青瓦閣總統辦公室內那場無聲的裁決塵埃落定。
崔龍洙走出那扇象征著權力頂峰的大門時。
背影依舊挺直。
甚至帶著一絲世家大族特有的、刻入骨髓的從容。
只是那步伐間微不可察的凝滯。
如同背負著無形的巨石。
那份以“健康惡化”為由的辭呈。
已被總統“勉為其難”地接受。
并附加了“深切惋惜”和“靜養珍重”的官樣關懷。
這看似體面的退場。
在明眼人里。
無異于公開的放逐與羞辱。
李承煥站在市政廳頂層巨大的落地窗前。
俯瞰著腳下這片暫時匍匐于他意志之下的城市叢林。
樸信雨步履無聲地走進來。
將一份加密簡報放在他寬大的紅木辦公桌上。
“崔龍洙的辭呈,總統府已正式對外發布公告。”
她聲音平靜。
金絲眼鏡后的目光銳利依舊。
“措辭溫和,強調其多年貢獻及對健康的關切。”
“但沒有挽留,也沒有安排任何虛職過渡。”
李承煥沒有回頭。
只是端起手邊的骨瓷茶杯。
杯沿蒸騰的熱氣模糊了他深邃的眉眼。
“意料之中。”
“總統需要安撫我們,更需要平息風波。”
“崔龍洙這顆棋子,在引爆了首爾的血腥混亂后。”
“價值已經榨干,還帶著一身甩不掉的腥膻。”
“丟車保帥,是他唯一的選擇。”
“崔家呢?”
樸信雨問。
“慶尚道老巢,是他最后的堡壘。”
李承煥抿了口茶。
語氣帶著冰冷的評估。
“總統的‘關懷’里藏著刀。”
“崔家必須‘自愿’交出位于釜山的兩個核心港口的部分優先運營權。”
“以及慶州地區一個大型免稅區的控股權給國家發展基金。”
“作為對‘近期事件造成社會資源損失’的‘補償’。”
“這是總統給我們的交代,也是給其他財閥看的。”
“崔氏元氣大傷,百年根基已被撬動。

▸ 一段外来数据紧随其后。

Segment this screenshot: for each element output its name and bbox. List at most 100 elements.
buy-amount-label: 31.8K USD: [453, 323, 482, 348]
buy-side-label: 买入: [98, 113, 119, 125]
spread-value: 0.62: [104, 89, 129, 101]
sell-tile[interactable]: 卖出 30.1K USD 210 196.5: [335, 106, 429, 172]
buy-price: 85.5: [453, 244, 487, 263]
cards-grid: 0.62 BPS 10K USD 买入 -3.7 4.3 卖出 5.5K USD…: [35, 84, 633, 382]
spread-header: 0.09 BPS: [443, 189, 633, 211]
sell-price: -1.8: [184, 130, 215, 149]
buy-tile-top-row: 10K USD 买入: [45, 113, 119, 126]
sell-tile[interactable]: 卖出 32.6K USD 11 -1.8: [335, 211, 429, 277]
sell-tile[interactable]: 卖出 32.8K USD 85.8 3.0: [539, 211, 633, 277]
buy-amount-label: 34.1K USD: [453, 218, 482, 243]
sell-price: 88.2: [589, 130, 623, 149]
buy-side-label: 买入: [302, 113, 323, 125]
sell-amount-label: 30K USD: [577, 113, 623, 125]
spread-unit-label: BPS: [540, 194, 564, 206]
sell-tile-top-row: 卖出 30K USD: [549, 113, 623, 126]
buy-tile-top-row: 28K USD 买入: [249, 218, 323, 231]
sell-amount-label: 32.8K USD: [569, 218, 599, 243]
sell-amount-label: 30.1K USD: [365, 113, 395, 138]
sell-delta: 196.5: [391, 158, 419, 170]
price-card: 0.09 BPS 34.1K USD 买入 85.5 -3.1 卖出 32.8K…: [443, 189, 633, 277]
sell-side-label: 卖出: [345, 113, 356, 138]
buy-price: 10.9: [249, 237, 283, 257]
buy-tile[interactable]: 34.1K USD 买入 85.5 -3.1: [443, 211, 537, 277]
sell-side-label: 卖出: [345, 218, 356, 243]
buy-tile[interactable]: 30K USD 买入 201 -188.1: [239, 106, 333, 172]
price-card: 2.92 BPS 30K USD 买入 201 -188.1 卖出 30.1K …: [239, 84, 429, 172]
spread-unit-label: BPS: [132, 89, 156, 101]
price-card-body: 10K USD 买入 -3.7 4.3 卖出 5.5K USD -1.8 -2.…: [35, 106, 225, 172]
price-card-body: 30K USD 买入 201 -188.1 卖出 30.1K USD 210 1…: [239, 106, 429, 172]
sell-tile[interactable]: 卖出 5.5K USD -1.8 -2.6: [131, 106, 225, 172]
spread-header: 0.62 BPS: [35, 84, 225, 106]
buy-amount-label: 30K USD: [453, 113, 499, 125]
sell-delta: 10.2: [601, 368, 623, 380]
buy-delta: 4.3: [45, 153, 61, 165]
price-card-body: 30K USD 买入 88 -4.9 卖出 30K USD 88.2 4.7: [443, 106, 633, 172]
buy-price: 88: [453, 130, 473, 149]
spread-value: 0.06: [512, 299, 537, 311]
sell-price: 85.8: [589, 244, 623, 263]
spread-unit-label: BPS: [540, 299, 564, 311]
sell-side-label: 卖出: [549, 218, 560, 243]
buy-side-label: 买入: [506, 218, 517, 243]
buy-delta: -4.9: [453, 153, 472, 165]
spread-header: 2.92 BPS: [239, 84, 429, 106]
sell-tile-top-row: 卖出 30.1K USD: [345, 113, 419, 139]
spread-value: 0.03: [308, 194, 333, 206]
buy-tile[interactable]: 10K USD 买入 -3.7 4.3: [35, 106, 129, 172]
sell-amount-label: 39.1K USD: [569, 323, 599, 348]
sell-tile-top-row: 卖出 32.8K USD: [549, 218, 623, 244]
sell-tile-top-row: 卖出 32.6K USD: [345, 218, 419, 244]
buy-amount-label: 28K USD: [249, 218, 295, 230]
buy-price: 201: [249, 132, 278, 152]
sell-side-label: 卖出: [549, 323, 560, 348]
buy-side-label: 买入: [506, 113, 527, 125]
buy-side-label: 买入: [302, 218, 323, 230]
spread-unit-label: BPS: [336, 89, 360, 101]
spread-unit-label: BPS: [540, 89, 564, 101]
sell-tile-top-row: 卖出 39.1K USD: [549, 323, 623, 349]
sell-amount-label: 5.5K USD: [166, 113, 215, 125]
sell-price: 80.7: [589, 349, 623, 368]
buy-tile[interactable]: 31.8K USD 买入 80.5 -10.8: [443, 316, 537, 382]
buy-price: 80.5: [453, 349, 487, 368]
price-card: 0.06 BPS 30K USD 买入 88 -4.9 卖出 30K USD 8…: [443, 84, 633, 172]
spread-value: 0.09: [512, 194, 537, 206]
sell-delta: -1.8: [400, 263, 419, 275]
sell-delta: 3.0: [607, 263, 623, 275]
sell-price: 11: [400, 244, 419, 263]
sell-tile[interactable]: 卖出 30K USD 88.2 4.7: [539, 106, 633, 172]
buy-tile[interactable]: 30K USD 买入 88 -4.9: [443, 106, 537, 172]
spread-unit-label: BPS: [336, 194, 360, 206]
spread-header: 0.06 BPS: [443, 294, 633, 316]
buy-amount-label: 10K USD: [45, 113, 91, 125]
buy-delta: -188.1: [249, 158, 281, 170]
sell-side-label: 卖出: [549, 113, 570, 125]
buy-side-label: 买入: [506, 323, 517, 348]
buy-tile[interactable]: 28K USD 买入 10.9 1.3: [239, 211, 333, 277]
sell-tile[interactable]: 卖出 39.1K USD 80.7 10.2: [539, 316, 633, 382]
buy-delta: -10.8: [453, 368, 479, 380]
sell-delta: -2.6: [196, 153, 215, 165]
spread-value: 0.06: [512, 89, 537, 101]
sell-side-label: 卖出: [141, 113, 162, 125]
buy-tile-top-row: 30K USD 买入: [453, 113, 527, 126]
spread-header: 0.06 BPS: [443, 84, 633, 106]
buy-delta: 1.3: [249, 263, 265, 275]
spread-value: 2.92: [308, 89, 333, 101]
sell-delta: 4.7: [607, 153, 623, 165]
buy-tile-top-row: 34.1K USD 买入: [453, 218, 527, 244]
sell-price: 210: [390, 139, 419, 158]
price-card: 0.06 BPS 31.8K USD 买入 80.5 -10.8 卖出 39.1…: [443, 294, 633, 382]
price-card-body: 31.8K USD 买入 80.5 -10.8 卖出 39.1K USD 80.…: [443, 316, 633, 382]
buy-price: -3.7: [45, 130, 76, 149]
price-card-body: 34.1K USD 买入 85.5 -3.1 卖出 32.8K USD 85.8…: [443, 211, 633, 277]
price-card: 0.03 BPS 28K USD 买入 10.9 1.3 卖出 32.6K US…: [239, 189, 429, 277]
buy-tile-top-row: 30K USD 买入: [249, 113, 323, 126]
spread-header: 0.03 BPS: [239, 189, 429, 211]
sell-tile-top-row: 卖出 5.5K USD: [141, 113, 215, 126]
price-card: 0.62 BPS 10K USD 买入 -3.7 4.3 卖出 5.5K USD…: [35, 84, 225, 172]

”
“他咽的下這口氣?”
樸信雨微微蹙眉。
崔龍洙的陰狠與隱忍,她深有體會。
“咽不下也得咽。”
李承煥放下茶杯。
發出一聲輕響。
“他現在是困獸,但牙齒還在。”
“通知我們在慶尚道的人,嚴密監控崔家及其附屬勢力的所有動向。”
“尤其是資金流向和武裝力量的調動。”
“崔龍洙不會甘心,他在等一個能咬斷我們喉嚨的機會。”
相較于崔龍洙的黯然退場。
文娛影視部的權力更迭則顯得“順理成章”且“高效”。
樸尚勛在兒子樸俊成死于南山矯正院“意外”后。
早已心如死灰,精神瀕臨崩潰。
在接到總統府辦公廳一個暗示性的電話后。
他幾乎沒有任何猶豫,立刻遞交了辭呈。
理由同樣是“健康原因及個人家庭變故”。
這場人事變動,李承煥志在必得。
他推上前臺的,是偉大黨內的資深議員,吳振碩。
此人五十出頭,資歷深厚。
在黨內派系中屬于相對中立但根基扎實的人物。